I was checking selectivity of some columns for an index.
Where is this "ignore what I give you" behaviour documented?
This gives 4,851,908, 4,841,060, and 1,000,052
SELECT
COUNT(*),
COUNT(DISTINCT Col1), COUNT(DISTINCT Col2)
FROM Sometable;
This gives 4,843,634 unique pairs as per MySQL extension
SELECT COUNT(DISTINCT Col1, Col2) FROM Sometable
The following are wrong: the individual COUNT(DISTINCT colx) all give the 4,843,634 unique pair count regardless of any filler column or expression order.

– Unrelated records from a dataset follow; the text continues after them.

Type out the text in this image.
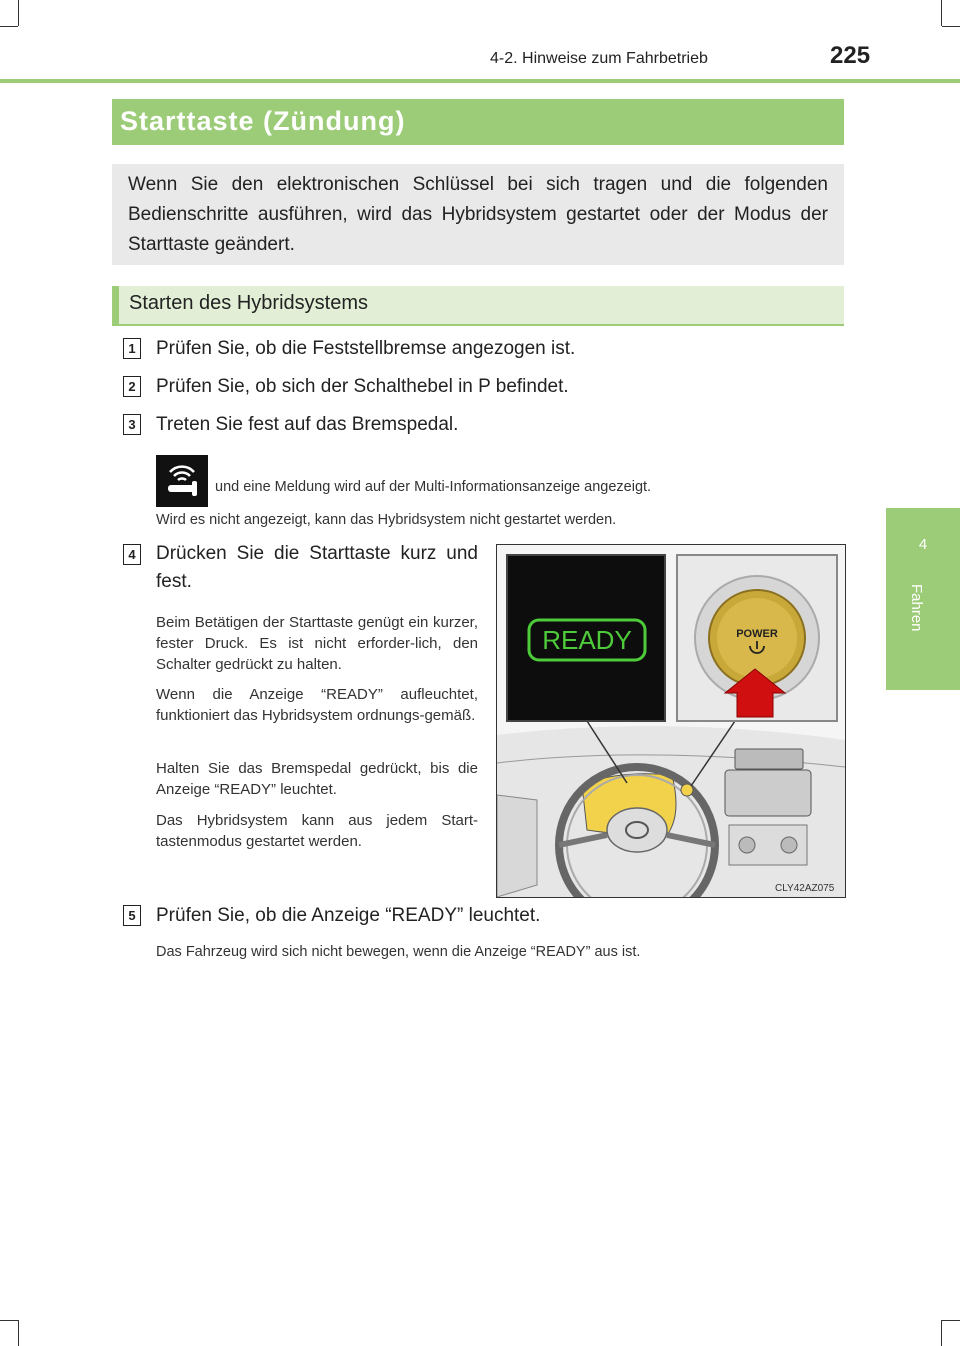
4-2. Hinweise zum Fahrbetrieb	225
4
Fahren
Starttaste (Zündung)
Wenn Sie den elektronischen Schlüssel bei sich tragen und die folgenden Bedienschritte ausführen, wird das Hybridsystem gestartet oder der Modus der Starttaste geändert.
Starten des Hybridsystems
1 Prüfen Sie, ob die Feststellbremse angezogen ist.
2 Prüfen Sie, ob sich der Schalthebel in P befindet.
3 Treten Sie fest auf das Bremspedal.
und eine Meldung wird auf der Multi-Informationsanzeige angezeigt.
Wird es nicht angezeigt, kann das Hybridsystem nicht gestartet werden.
4 Drücken Sie die Starttaste kurz und
fest.
Beim Betätigen der Starttaste genügt ein kurzer, fester Druck. Es ist nicht erforder-lich, den Schalter gedrückt zu halten.
Wenn die Anzeige “READY” aufleuchtet, funktioniert das Hybridsystem ordnungs-gemäß.
Halten Sie das Bremspedal gedrückt, bis die Anzeige “READY” leuchtet.
Das Hybridsystem kann aus jedem Start-tastenmodus gestartet werden.
READY	POWER
CLY42AZ075
5 Prüfen Sie, ob die Anzeige “READY” leuchtet.
Das Fahrzeug wird sich nicht bewegen, wenn die Anzeige “READY” aus ist.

I expected COUNT(DISTINCT Col1) = 4,841,060
, and COUNT(DISTINCT Col1) = 1,000,052
.
SELECT COUNT(DISTINCT Col1), COUNT(DISTINCT Col2) FROM Sometable
SELECT COUNT(DISTINCT Col2), COUNT(DISTINCT Col1) FROM Sometable
SELECT COUNT(DISTINCT Col1), 1 AS Filler, COUNT(DISTINCT Col2) FROM Sometable
But this give correct values again with another aggregate (like with COUNT(*)
above)
SELECT COUNT(DISTINCT Col1), MAX(col1) AS Filler, COUNT(DISTINCT Col2) FROM Sometable
Questions, in case it wasn't clear:
- Why does
COUNT(DISTINCT Col1), COUNT(DISTINCT Col2)
behave likeCOUNT(DISTINCT Col1, Col2)
- Why is another aggregate required to make it work?
Best Answer
It looks like you are hitting this regression bug:
One of the suggested workarounds is to use sql_buffer_result